A eso se suma otra diferencia. Lula no cuenta con el plan de contingencia que sí tiene el bolsonarismo, a diferencia de 2022, cuando esa ventaja le pertenecía a él. Los votos de los demás candidatos tienen más probabilidad de fluir hacia Flávio que hacia Lula. El primero en decir que no lo apoyaría de ningún modo fue Augusto Cury, que llegó a registrar cerca del 10% en encuestas recientes.

La campaña oficialista está, por tanto, en dificultades. Psicológicamente, la domina el adversario. Reacciona a las pautas de Flávio, incluso en lo que respecta a la economía. Es probable que se intente reposicionar al candidato, porque la comunicación actual no está dando resultado, como se nota en los estudios de opinión.
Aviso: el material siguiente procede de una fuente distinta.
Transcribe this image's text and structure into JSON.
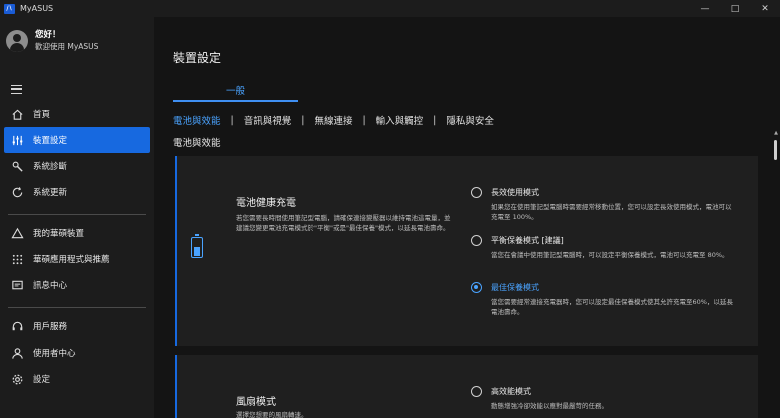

Recientemente Lula buscó apoderarse de la seguridad pública y definió cuatro enemigos: agresores de mujeres, traficantes, ladrones de celulares y magnates del crimen. En ese sentido, la campaña quiere convertir la experiencia en un activo. Pero esa carta es de doble filo: también puede subrayar la edad del presidente frente a la juventud de Flávio. Además, hay un problema más profundo: en un proceso de comunicación, si la premisa principal es débil o falsa, todo lo demás vuelve a ella. Seguridad implica acción. Gobierno implica medios. Experiencia implica capacidad. La pregunta inevitable es por qué el PT no resolvió la seguridad en cuatro gobiernos y ahora sí pretende hacerlo. Esa pregunta puede dañar campañas regionales donde el partido lidera y, al mismo tiempo, permitir que la oposición sostenga el rechazo a Lula. Basta con desplazar el debate de la experiencia a la capacidad, y de la capacidad al riesgo del continuismo. No sirve de nada haber gobernado si no se demuestra que se puede resolver el problema. La incapacidad, en ese caso, se vuelve un riesgo.

En ese clima se cancelaron los debates del 14 y del 18 de septiembre, tras el silencio de ambas campañas. Flávio no quiere disgustar a los votantes de otros candidatos que podría necesitar en un segundo turno. Lula no quiere convertirse en el blanco principal de todos.

La elección está demasiado cerrada y cada voto cuenta.